10.12 MQTT Calculators

Use these interactive calculators to explore MQTT sizing and performance trade-offs for your IoT deployments.

10.12.1 MQTT Broker Connection Calculator

Estimate the number of broker connections needed for your deployment, comparing MQTT’s hub-and-spoke model against direct peer-to-peer connections.

10.12.2 MQTT Retained Message Memory Calculator

Calculate broker memory consumed by retained messages across your device fleet.

10.12.3 MQTT QoS Overhead Estimator

Compare the bandwidth overhead for each QoS level given your message rate and payload size.

10.12.4 MQTT Topic Depth Analyzer

Evaluate topic hierarchy depth and estimate matching overhead for wildcard subscriptions.

10.12.5 MQTT Battery Life Estimator

Estimate battery consumption impact from MQTT message publishing on constrained devices.

Quiz: Match Concepts and Sequence the Protocol

Test your conceptual recall before attempting the multiple-choice checks below.

10.13 Knowledge Check

Test your understanding of MQTT fundamentals:

Common Mistake: Retained Messages Without Lifecycle Management

The Mistake: A smart home system publishes device status (devices/livingroom-light/status) as retained messages with retain=true. Devices publish “online” when they connect and “offline” when they disconnect gracefully. However, when devices are permanently removed (sold, broken, replaced), their retained “online” messages stay on the broker forever.

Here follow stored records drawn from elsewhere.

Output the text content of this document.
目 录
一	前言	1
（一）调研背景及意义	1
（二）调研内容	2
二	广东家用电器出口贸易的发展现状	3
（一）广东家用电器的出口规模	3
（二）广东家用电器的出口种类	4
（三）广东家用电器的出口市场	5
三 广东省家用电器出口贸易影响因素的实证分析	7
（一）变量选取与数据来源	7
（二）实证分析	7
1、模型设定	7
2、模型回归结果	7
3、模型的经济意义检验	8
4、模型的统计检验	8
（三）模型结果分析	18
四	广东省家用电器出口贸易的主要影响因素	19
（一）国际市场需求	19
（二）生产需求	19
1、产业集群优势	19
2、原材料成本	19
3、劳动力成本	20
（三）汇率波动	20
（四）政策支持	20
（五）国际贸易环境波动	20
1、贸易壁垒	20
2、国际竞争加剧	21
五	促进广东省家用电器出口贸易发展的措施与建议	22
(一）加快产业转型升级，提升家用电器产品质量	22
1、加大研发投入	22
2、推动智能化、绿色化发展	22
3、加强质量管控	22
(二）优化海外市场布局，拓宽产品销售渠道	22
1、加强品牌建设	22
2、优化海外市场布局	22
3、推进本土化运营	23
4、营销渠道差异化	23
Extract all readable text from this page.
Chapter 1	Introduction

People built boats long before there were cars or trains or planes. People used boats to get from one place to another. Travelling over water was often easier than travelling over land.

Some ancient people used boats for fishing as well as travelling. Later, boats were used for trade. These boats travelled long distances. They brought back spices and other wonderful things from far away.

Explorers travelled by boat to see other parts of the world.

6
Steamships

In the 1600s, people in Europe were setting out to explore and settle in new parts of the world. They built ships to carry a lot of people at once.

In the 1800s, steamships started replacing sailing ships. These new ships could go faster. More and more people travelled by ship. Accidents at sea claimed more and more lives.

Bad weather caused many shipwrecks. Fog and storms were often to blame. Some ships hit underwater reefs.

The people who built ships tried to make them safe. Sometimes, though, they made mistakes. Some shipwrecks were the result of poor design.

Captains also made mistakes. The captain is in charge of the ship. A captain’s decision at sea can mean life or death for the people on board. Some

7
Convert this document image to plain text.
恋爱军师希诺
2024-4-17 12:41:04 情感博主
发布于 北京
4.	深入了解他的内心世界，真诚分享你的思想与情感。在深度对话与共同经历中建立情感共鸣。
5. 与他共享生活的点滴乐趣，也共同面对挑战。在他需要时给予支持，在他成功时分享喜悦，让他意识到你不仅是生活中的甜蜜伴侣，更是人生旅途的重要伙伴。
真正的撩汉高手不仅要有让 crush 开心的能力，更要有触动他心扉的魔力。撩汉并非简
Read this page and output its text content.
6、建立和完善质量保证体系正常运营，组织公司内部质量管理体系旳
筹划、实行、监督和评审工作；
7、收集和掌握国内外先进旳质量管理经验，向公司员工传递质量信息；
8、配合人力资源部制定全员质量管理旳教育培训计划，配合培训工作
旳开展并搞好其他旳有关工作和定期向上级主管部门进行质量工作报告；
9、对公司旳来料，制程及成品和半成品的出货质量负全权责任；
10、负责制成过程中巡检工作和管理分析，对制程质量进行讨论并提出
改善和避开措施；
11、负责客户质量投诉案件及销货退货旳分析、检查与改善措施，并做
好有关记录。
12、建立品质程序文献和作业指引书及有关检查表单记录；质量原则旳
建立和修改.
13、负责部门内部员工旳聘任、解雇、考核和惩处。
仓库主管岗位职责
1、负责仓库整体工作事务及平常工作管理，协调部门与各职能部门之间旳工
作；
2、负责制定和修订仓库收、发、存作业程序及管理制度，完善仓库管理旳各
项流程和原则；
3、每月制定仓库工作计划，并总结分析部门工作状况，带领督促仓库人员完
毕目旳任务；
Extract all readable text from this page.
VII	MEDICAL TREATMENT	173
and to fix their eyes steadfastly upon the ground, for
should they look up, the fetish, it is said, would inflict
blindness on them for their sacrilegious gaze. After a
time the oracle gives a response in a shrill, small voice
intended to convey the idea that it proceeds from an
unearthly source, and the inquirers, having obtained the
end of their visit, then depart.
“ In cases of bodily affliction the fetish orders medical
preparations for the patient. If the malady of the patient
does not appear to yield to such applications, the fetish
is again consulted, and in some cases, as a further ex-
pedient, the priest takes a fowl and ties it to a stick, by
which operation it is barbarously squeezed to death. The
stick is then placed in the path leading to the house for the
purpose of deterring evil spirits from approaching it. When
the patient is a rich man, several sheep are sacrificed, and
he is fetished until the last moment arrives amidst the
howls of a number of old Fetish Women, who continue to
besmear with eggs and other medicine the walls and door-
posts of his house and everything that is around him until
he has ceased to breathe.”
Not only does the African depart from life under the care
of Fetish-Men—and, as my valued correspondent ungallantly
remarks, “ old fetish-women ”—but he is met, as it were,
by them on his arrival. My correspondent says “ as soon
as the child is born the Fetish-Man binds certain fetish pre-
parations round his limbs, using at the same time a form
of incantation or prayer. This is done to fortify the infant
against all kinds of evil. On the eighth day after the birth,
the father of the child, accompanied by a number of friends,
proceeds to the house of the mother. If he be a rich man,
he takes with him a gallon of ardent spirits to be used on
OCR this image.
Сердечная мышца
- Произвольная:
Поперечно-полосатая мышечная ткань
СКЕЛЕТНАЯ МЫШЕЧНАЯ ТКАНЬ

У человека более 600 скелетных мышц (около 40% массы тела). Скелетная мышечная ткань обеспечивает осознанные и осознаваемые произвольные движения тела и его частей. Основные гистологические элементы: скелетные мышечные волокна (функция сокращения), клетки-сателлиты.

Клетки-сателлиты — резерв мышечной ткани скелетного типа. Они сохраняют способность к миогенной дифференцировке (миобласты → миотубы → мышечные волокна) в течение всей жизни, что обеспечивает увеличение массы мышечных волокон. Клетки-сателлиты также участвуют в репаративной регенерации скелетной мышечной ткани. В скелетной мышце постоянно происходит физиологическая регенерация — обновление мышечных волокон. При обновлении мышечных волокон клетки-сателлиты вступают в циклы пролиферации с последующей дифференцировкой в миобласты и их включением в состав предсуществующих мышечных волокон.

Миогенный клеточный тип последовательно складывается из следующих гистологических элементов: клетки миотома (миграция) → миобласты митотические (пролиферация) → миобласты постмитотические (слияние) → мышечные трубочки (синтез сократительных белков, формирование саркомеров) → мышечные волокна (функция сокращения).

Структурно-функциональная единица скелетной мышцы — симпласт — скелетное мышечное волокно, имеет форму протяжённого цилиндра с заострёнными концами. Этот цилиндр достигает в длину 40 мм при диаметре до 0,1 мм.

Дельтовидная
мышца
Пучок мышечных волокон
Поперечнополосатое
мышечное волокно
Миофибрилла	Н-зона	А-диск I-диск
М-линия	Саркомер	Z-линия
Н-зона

Why This Happens: Retained messages persist until explicitly cleared with an empty payload. Most developers focus on publishing status but forget that decommissioning requires cleanup.

Real-World Impact:

  • HomeAssistant dashboard shows 12 “online” devices, but only 8 exist. User can’t distinguish real devices from ghosts
  • Automation triggers fire for devices that don’t exist, causing confusing behavior
  • Monitoring system alerts on “device offline” for devices that were removed months ago

The Fix: Implement device lifecycle management:

# When removing a device, clear ALL its retained messages
def decommission_device(client, device_id):
    topics_to_clear = [
        f"devices/{device_id}/status",
        f"devices/{device_id}/config",
        f"devices/{device_id}/state"
    ]

    for topic in topics_to_clear:
        # Empty payload with retain=true clears retained message
        client.publish(topic, payload="", qos=1, retain=True)
        print(f"Cleared retained message: {topic}")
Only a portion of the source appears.